Currently, mappings are created by a variety of systems, manually curated and automatic, and we need a way to efficiently collect and combine them. Mapping sets and mappings with quality provenance metadata allow us to trace faulty mappings to the source and correct them in a way that all users of the mapping set will profit from it.

Is there a central repository of SSSOM files?

The idea of a mapping commons is to provide mappings in a decentralised fashion akin to OBO ontologies. A mapping commons collects mappings relevant to a particular community, either by reference (i.e. pulling in mapping sets already published elsewhere), or directly maintained at the mapping commons (example). Their integration as part of a repository (mapping server) would look like EBI's Ontology X-ref Browser or BioPortal, but the exact scope of these repositories is use case dependent - EBI may chose to show cross references from and to ontologies loaded into OLS, while BioPortal chooses to show a different set of mappings. The plan is to update EBI's OxO to support the full SSSOM data model, drawing curated mappings from a variety of mapping commons, by Summer 2022 - but its unlikely that one central place will index all available mappings.

Who is responsible for the conversion into SSSOM - the primary developers of an artefact, or a mapping commons?

Like with everything on the web, the closer to the source the SSSOM mappings are curated, the better. Ideally, mappings are maintained as part of ontology release pipelines or by primary mapping creators, rather than derived from a secondary source such as a database, further downstream. The reason for this is that ideally, we would want mappings to be reviewable and editable in much the same way as open ontologies, offering issue trackers and an active community incorporating changes.

That said, it is unlikely that all existing mappings will be maintained by the source directly. For example, we expect to maintain the SSSOM mappings derived from the vast majority of OBO ontology xrefs as a downstream task (example).

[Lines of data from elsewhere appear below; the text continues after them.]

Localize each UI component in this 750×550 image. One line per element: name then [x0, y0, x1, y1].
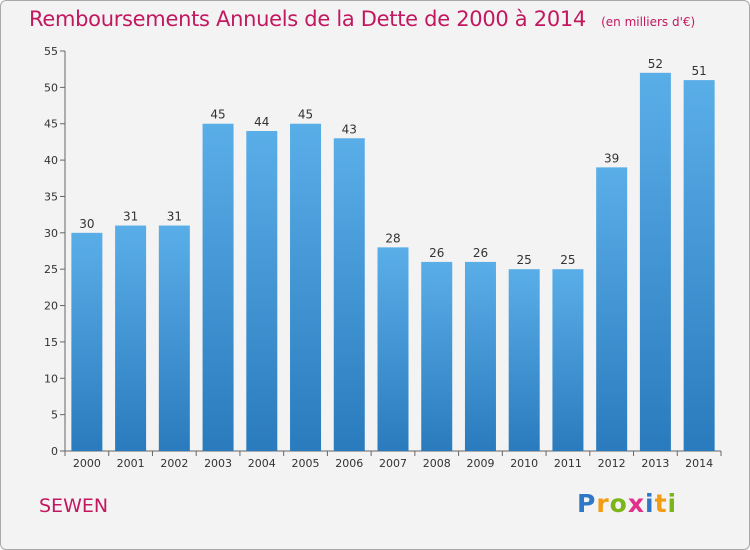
bar-2004: [246, 131, 278, 451]
bar-2009: [464, 261, 496, 451]
x-tick-label-2004: 2004: [248, 457, 276, 470]
x-tick-label-2011: 2011: [554, 457, 582, 470]
x-tick-label-2000: 2000: [73, 457, 101, 470]
bar-2007: [377, 247, 409, 451]
bar-2014: [683, 80, 715, 451]
value-label-2008: 26: [429, 246, 444, 260]
y-tick-label: 15: [44, 336, 58, 349]
value-label-2003: 45: [210, 108, 225, 122]
bar-2002: [158, 225, 190, 451]
bar-2006: [333, 138, 365, 452]
x-tick-label-2001: 2001: [117, 457, 145, 470]
value-label-2012: 39: [604, 151, 619, 165]
x-tick-label-2009: 2009: [466, 457, 494, 470]
value-label-2007: 28: [385, 231, 400, 245]
value-label-2002: 31: [167, 210, 182, 224]
value-label-2010: 25: [517, 253, 532, 267]
value-label-2005: 45: [298, 108, 313, 122]
y-tick-label: 50: [44, 81, 58, 94]
y-tick-label: 20: [44, 300, 58, 313]
bar-2010: [508, 269, 540, 451]
value-label-2011: 25: [560, 253, 575, 267]
bar-2011: [552, 269, 584, 451]
y-tick-label: 10: [44, 372, 58, 385]
x-tick-label-2007: 2007: [379, 457, 407, 470]
logo-letter: t: [654, 489, 668, 518]
x-tick-label-2008: 2008: [423, 457, 451, 470]
value-label-2000: 30: [79, 217, 94, 231]
value-label-2004: 44: [254, 115, 269, 129]
x-tick-label-2005: 2005: [292, 457, 320, 470]
bar-2000: [71, 232, 103, 451]
y-tick-label: 5: [51, 409, 58, 422]
logo-letter: r: [596, 489, 610, 518]
bar-2005: [290, 123, 322, 452]
y-tick-label: 25: [44, 263, 58, 276]
x-tick-label-2003: 2003: [204, 457, 232, 470]
logo-letter: P: [577, 489, 597, 518]
title-row: Remboursements Annuels de la Dette de 20…: [29, 7, 695, 31]
bars: [71, 72, 715, 452]
value-label-2001: 31: [123, 210, 138, 224]
axes: 0 5 10 15 20 25 30 35 40 45 50 55 2000 2001 2002 2003 20…: [44, 45, 722, 470]
bar-2012: [596, 167, 628, 451]
chart-subtitle: (en milliers d'€): [601, 15, 696, 29]
y-tick-label: 30: [44, 227, 58, 240]
value-label-2014: 51: [691, 64, 706, 78]
chart-title: Remboursements Annuels de la Dette de 20…: [29, 7, 586, 31]
commune-name: SEWEN: [39, 495, 109, 517]
y-tick-label: 55: [44, 45, 58, 58]
y-tick-label: 45: [44, 118, 58, 131]
x-tick-label-2014: 2014: [685, 457, 713, 470]
proxiti-logo: Proxiti: [577, 489, 677, 518]
bar-2008: [421, 261, 453, 451]
value-labels: 30 31 31 45 44 45 43 28 26 26 25 25 39 52 51: [79, 57, 707, 267]
bar-2013: [639, 72, 671, 452]
logo-letter: o: [609, 489, 628, 518]
bar-2003: [202, 123, 234, 452]
y-tick-label: 40: [44, 154, 58, 167]
bar-2001: [115, 225, 147, 451]
x-tick-label-2013: 2013: [641, 457, 669, 470]
x-tick-label-2002: 2002: [160, 457, 188, 470]
value-label-2006: 43: [342, 122, 357, 136]
x-tick-label-2006: 2006: [335, 457, 363, 470]
y-tick-label: 0: [51, 445, 58, 458]
logo-letter: i: [645, 489, 655, 518]
value-label-2009: 26: [473, 246, 488, 260]
x-tick-label-2012: 2012: [598, 457, 626, 470]
logo-letter: i: [667, 489, 678, 518]
value-label-2013: 52: [648, 57, 663, 71]
x-tick-label-2010: 2010: [510, 457, 538, 470]
logo-letter: x: [627, 489, 645, 518]
y-tick-label: 35: [44, 190, 58, 203]
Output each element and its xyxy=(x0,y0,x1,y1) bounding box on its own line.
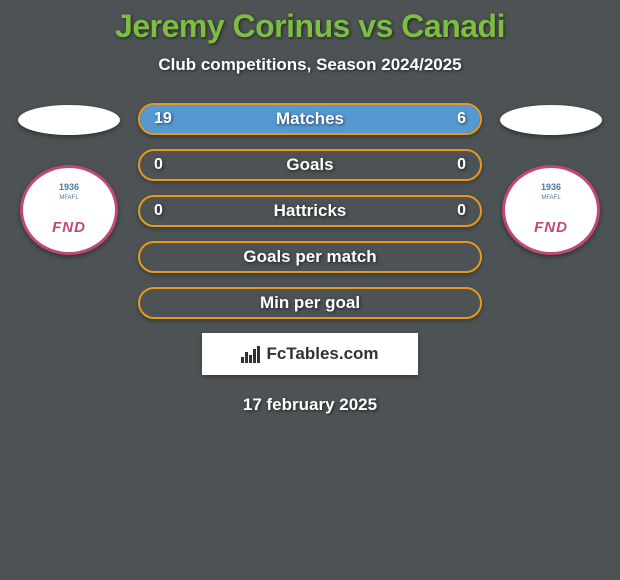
right-logo-year: 1936 xyxy=(541,182,561,192)
bar-label: Min per goal xyxy=(140,293,480,313)
left-logo-text: FND xyxy=(52,219,86,236)
left-logo-subtitle: MFAFL xyxy=(59,195,78,201)
stat-bar: 196Matches xyxy=(138,103,482,135)
stat-bars: 196Matches 00Goals 00Hattricks Goals per ma… xyxy=(138,103,482,319)
right-logo-text: FND xyxy=(534,219,568,236)
footer-date: 17 february 2025 xyxy=(0,395,620,415)
page-subtitle: Club competitions, Season 2024/2025 xyxy=(0,55,620,75)
bar-label: Matches xyxy=(140,109,480,129)
attribution-badge: FcTables.com xyxy=(202,333,418,375)
left-team-logo: 1936 MFAFL FND xyxy=(20,165,118,255)
stat-bar: 00Hattricks xyxy=(138,195,482,227)
bar-label: Hattricks xyxy=(140,201,480,221)
main-content: 1936 MFAFL FND 196Matches 00Goals 00Hattri… xyxy=(0,103,620,319)
right-team-logo: 1936 MFAFL FND xyxy=(502,165,600,255)
bar-label: Goals xyxy=(140,155,480,175)
stat-bar: Goals per match xyxy=(138,241,482,273)
left-side: 1936 MFAFL FND xyxy=(18,103,120,255)
bar-label: Goals per match xyxy=(140,247,480,267)
right-flag xyxy=(500,105,602,135)
page-title: Jeremy Corinus vs Canadi xyxy=(0,8,620,45)
stat-bar: 00Goals xyxy=(138,149,482,181)
chart-icon xyxy=(241,346,260,363)
right-side: 1936 MFAFL FND xyxy=(500,103,602,255)
left-logo-year: 1936 xyxy=(59,182,79,192)
stat-bar: Min per goal xyxy=(138,287,482,319)
comparison-infographic: Jeremy Corinus vs Canadi Club competitio… xyxy=(0,0,620,415)
left-flag xyxy=(18,105,120,135)
attribution-text: FcTables.com xyxy=(266,344,378,364)
right-logo-subtitle: MFAFL xyxy=(541,195,560,201)
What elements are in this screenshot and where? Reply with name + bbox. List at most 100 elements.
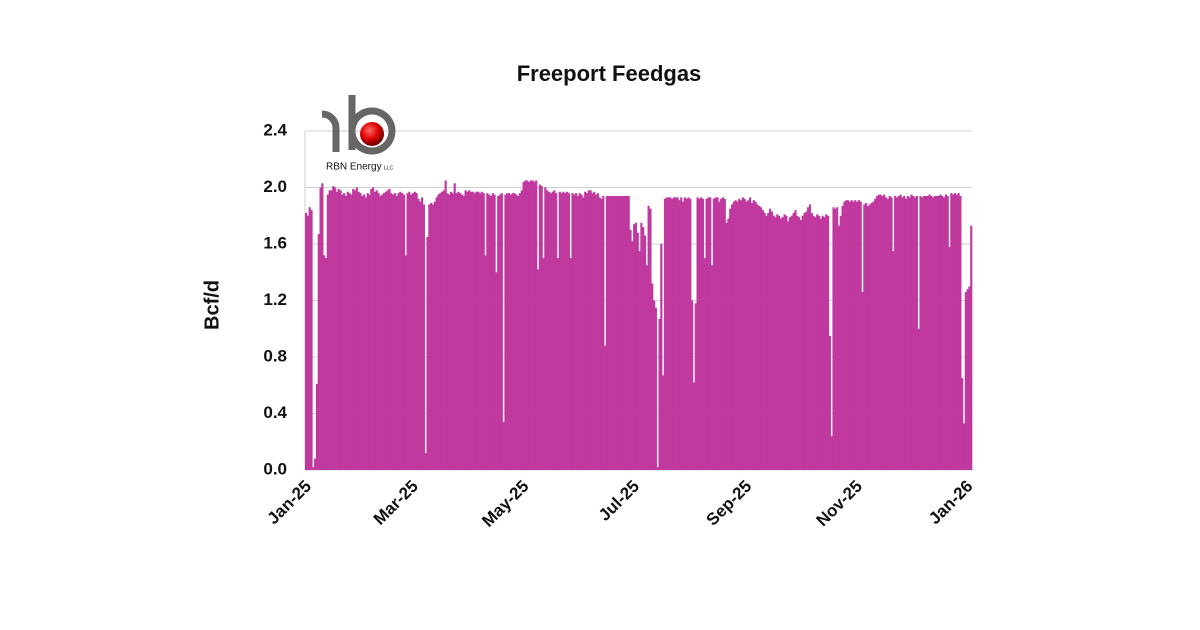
bar xyxy=(656,467,659,470)
bar xyxy=(689,198,692,471)
bar xyxy=(602,195,605,470)
bar xyxy=(411,193,415,470)
bar xyxy=(966,289,969,470)
bar xyxy=(408,191,411,471)
y-tick-label: 0.4 xyxy=(263,403,287,422)
bar xyxy=(834,208,837,470)
bar xyxy=(609,195,612,470)
bar xyxy=(620,195,623,470)
bar xyxy=(502,421,505,470)
bar xyxy=(712,198,715,471)
bar xyxy=(529,180,532,470)
bar xyxy=(571,193,574,470)
bar xyxy=(651,283,654,470)
bar xyxy=(488,194,491,470)
bar xyxy=(479,193,482,470)
bar xyxy=(827,215,830,470)
chart-title: Freeport Feedgas xyxy=(517,61,702,86)
bar xyxy=(953,193,957,470)
bar xyxy=(352,188,355,470)
bar xyxy=(879,194,882,470)
y-tick-label: 1.6 xyxy=(263,233,287,252)
bar xyxy=(524,180,527,470)
bar xyxy=(799,219,802,470)
bar xyxy=(846,200,850,470)
bar xyxy=(482,193,485,470)
bar xyxy=(401,193,404,470)
bar xyxy=(402,194,406,470)
bar xyxy=(678,200,681,470)
bar xyxy=(796,215,799,470)
bar xyxy=(912,195,915,470)
bar xyxy=(692,382,696,470)
bar xyxy=(872,201,875,470)
logo-ball xyxy=(360,122,384,146)
bar xyxy=(390,193,393,470)
bar xyxy=(315,383,319,470)
bar xyxy=(645,265,648,470)
bar xyxy=(437,194,440,470)
bar xyxy=(339,190,342,470)
bar xyxy=(553,190,556,470)
bar xyxy=(959,195,962,470)
bar xyxy=(343,193,346,470)
bar xyxy=(493,194,496,470)
bar xyxy=(792,212,795,471)
bar xyxy=(875,195,879,470)
bar xyxy=(908,197,911,470)
bar xyxy=(575,193,578,470)
bar xyxy=(892,251,895,470)
bar xyxy=(968,286,971,470)
bar xyxy=(442,190,445,470)
bar xyxy=(473,193,476,470)
bar xyxy=(353,190,357,470)
bar xyxy=(785,215,788,470)
bar xyxy=(758,205,761,471)
bar xyxy=(749,197,752,470)
bar xyxy=(480,191,483,471)
bar xyxy=(564,193,567,470)
y-axis-label: Bcf/d xyxy=(201,280,223,330)
bar xyxy=(763,212,766,471)
bar xyxy=(718,201,721,470)
bar xyxy=(582,197,585,470)
bar xyxy=(779,218,783,470)
bar xyxy=(700,197,703,470)
bar xyxy=(324,258,328,470)
bar xyxy=(870,203,873,470)
bar xyxy=(363,194,366,470)
bar xyxy=(477,191,480,471)
bar xyxy=(404,255,407,470)
bar xyxy=(444,180,447,470)
bar xyxy=(740,200,743,470)
bar xyxy=(426,236,429,470)
bar xyxy=(939,194,942,470)
bar xyxy=(415,193,418,470)
bar xyxy=(805,211,808,470)
bar xyxy=(551,191,554,471)
bar xyxy=(527,181,531,470)
bar xyxy=(897,195,900,470)
bar xyxy=(930,195,933,470)
bar xyxy=(471,191,474,471)
bar xyxy=(810,212,813,471)
bar xyxy=(761,210,764,470)
bar xyxy=(373,191,377,471)
bar xyxy=(616,195,619,470)
bar xyxy=(745,201,748,470)
bar xyxy=(498,194,502,470)
bar xyxy=(560,193,563,470)
bar xyxy=(643,235,647,470)
bar xyxy=(767,212,770,471)
bar xyxy=(819,218,822,470)
bar xyxy=(825,214,828,470)
bar xyxy=(631,241,634,470)
bar xyxy=(593,191,596,471)
bar xyxy=(705,198,708,471)
bar xyxy=(580,194,583,470)
bar xyxy=(450,191,453,471)
y-tick-label: 2.0 xyxy=(263,177,287,196)
bar xyxy=(511,193,514,470)
bar xyxy=(906,195,909,470)
bar xyxy=(350,194,353,470)
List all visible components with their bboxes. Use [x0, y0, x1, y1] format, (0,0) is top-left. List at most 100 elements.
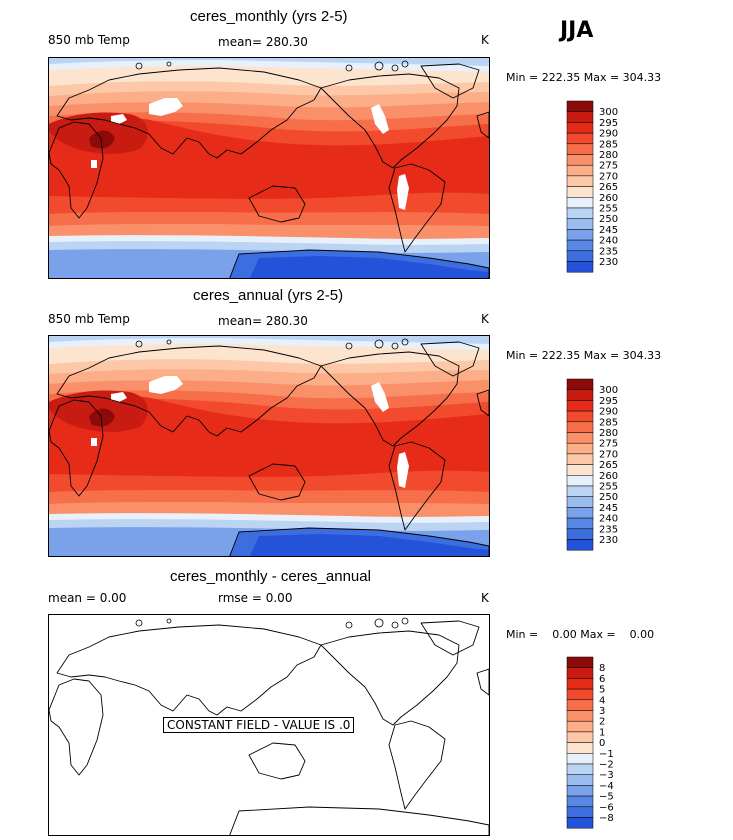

How dependent are we on the sssom-py toolkit?

SSSOM follows the core design principle that mapping tables should be (a) self-contained, i.e. including its prefix maps similar to a turtle file, and (b) readable by normal data science toolkits. An SSSOM table can be read with pandas using the comment='#' parameter (with one caveat, which is that # must be used as a character solely to denote comments), or a very simply combination of a yaml reader and pandas.

The SSSOM toolkit however offers some extra functionality, like export to JSON-LD, or RDF or import from other frequently used format.

Is the concept of a "mapping server" equivalent, complementary, or antagonistic to the existing ontology repositories?

A (SSSOM) mapping server is a repository for mappings that enables the browsing of existing mappings, exposing all (or some relevant subset of) SSSOM metadata as search facets. In that sense, it should be considered complementary, as it enables the search for accurate mappings from a specific term or set of terms, something that goes beyond what most ontologies would offer. However, the concept of ontology mappings can be perceived as antagonistic to Open Ontology principles, as its goal is not the logical integration of knowledge, but the association or linking of terms across controlled semantic spaces. The OBO vision involves the building of a coherent, non-redundant semantic space of logically interconnected ontologies, which in particular wants to avoid the introduction of overlapping concepts. The mapping world specifically embraces heterogeneous semantic spaces and overlapping concepts, and seeks to bridge the semantic gaps using well-defined mapping relations such as "skos:broadMatch" or "owl:equivalentClass".